Is Blockchain the saviour of the sharing economy?

Rayy Global
RayyGlobal
Published in
4 min readOct 15, 2018

The millennials have a new way of doing everything. Simple things like work, employment and ownership are being redefined and the lines separating them are being blurred now. With digitization becoming more normal, sharing online have become easier leading to a societal shift. This and the rising cost of living gave way to the millennials coming up with a fresh perspective for doing business, dubbed the sharing economy.

Consider the example of Airbnb, the online property rental site. Ever since it was introduced, hotels are not the only option to stay at. People can now stay in a spare bedroom in some stranger’s house or camp out on someone’s sofa. And since 2008, the company, which transformed travel has rented out properties over 300 million times. And 11 million+ people across the world have booked and stayed in rooms and apartments belonging to some stranger.

The sharing economy is one of the fastest growing segments of the business world. A report by PWC projects a significant rise in revenues in the shared economy.

Source: Consumer Intelligence Series — The sharing economy

The lure of money is a great one! So, when it comes to making some extra money or saving your own money, everyone jumps at the chance. The millennials are no different, in fact, they go a step further and will share or rent out anything and everything. Millennials are more trusting and willing to do business with an online entity when compared to older generations. Things like efficiency, immediacy, transparency, practicality, connection, sustainability and control mean a lot more to millennials than ownership.

Take for example Rent the Runway, you can now rent the coveted yet outrageously priced designer outfit for a special occasion without burning the bank! This online platform allows people to get their own designer outfit for a while at a fraction of the price of buying one. Another example is Neighborgoods, a site which allows people to borrow anything from gardening tools to kitchen appliances from your neighbours.

Businesses which have adopted the sharing economy grant the millennials the ability to fulfil their needs in an inexpensive fashion. These platforms give millennials the choice of either being a provider or receiver. So, the consumer can both rent out a product they own or hire a product that someone else owns. This extracting value from things already owned by someone lowers costs as well as wastage of resources.
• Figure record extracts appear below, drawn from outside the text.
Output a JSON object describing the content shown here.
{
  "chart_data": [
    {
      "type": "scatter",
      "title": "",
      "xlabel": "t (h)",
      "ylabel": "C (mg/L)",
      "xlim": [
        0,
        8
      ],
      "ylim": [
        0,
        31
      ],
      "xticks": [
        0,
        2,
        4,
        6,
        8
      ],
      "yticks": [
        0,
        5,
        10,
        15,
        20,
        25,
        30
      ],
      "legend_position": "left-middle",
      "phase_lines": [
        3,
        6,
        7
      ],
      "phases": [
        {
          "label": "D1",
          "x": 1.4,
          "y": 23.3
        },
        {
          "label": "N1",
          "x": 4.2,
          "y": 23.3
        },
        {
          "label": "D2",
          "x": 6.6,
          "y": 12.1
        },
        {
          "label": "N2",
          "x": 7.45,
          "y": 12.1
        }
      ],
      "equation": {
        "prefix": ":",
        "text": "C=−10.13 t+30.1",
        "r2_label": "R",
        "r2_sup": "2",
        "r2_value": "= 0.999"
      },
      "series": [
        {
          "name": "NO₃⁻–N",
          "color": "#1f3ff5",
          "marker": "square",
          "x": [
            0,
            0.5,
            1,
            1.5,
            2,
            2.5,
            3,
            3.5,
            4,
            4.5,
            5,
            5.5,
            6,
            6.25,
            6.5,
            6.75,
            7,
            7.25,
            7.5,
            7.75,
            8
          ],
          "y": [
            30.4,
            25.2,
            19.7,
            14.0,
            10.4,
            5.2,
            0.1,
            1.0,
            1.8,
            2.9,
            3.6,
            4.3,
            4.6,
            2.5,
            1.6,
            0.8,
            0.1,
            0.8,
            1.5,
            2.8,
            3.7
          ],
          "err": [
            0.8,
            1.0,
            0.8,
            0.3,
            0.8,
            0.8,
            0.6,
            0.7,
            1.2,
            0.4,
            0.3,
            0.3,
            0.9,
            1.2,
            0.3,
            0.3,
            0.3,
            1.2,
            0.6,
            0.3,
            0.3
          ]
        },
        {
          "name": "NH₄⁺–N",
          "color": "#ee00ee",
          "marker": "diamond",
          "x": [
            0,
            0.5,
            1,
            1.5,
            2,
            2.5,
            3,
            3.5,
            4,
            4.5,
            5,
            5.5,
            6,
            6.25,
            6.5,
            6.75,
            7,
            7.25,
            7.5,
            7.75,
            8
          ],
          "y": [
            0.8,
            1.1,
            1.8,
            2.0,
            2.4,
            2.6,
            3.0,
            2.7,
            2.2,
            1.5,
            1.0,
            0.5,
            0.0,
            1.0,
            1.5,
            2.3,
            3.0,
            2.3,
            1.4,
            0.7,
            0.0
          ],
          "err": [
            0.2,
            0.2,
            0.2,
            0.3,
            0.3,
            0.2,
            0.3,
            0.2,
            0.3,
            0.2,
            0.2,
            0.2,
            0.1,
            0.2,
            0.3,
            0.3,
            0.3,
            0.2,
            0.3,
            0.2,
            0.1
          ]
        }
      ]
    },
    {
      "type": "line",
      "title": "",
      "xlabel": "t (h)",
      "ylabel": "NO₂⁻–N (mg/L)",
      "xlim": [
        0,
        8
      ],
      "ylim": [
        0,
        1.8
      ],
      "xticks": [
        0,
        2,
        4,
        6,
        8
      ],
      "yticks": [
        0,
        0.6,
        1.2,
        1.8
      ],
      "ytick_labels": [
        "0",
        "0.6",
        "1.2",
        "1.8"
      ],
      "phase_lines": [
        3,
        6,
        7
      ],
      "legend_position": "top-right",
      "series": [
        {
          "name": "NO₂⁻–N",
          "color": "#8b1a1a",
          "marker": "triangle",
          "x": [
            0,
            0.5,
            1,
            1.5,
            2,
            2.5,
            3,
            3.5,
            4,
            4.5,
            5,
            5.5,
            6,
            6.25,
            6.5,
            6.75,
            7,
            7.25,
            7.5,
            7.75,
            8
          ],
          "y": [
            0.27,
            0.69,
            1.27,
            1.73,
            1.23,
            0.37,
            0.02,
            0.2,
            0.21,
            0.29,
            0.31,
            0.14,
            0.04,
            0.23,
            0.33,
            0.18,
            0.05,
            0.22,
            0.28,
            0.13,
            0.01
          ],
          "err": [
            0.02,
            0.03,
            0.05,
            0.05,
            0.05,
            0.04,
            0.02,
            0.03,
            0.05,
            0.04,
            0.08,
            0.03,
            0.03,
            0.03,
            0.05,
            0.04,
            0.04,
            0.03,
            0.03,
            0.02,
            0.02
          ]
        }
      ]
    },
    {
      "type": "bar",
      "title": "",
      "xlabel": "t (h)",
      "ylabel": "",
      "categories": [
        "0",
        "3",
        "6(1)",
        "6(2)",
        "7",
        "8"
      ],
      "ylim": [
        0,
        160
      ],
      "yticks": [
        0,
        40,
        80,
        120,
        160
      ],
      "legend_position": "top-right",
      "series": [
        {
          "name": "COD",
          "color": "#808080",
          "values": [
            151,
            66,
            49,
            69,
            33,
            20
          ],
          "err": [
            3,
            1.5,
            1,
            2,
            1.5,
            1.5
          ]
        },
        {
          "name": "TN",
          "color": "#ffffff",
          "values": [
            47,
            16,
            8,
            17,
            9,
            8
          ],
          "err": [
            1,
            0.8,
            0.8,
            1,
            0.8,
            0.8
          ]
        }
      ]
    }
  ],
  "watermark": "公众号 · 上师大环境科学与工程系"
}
But, the issues in the traditional sharing economy space have become roadblocks and navigating in the global marketplace has become increasingly difficult. The lack of trust, transparency, the astronomical service and transaction charges leave the consumer feeling that they are losing value. Thus, stunting the growth of the sector.

The millennials aren’t just looking at affordability and sustainability, trust and transparency also play a pivotal role when they do business. And this is exactly what the traditional sharing economy platforms lack. To combat these weaknesses, several start-ups are redefining the sharing economy sector by turning to Blockchain Technology.

Blockchain-based platforms

So, is Blockchain the saviour that will iron out the wrinkles and revolutionize how we share goods and services?

One of the most important aspects of the sharing economy is trust. After all, these are platforms which require the user to enter their personal information, their banking details etc. Sharing platforms also require its users to strangers with their assets. So how can you really trust this faceless identity with your private data and money and expect them not to abuse it? Blockchain Technology can play a pivotal role here.

Blockchains are a form of distributed ledger, which is fully transparent. It allows for all kinds of transactions to occur between the transacting parties. Transactions that are recorded on the Blockchain are immutable. While multiple parties can input data into the Blockchain, the data on the ledger can be appended only if there is a consensus among the group.

So, in the case of a review system, a review once stored in the Blockchain cannot be changed. This adds an additional layer of security and will help in fostering trust and transparency in the sharing economy sector. So, all this and more ensures that true peer-to-peer transactions are enabled on a Blockchain driven sharing economy platform!

Both Blockchain and the sharing economy are still in the nascent phase. With more use cases being explored, their capabilities are being discovered every day. While Blockchain Technology is on the lookout to exercise its full potential, the sharing economy is on the lookout for better technology to improve. So, it appears that both these fields can realise their full potential in collaboration with each other. This particular match could definitely prove to be one made in heaven!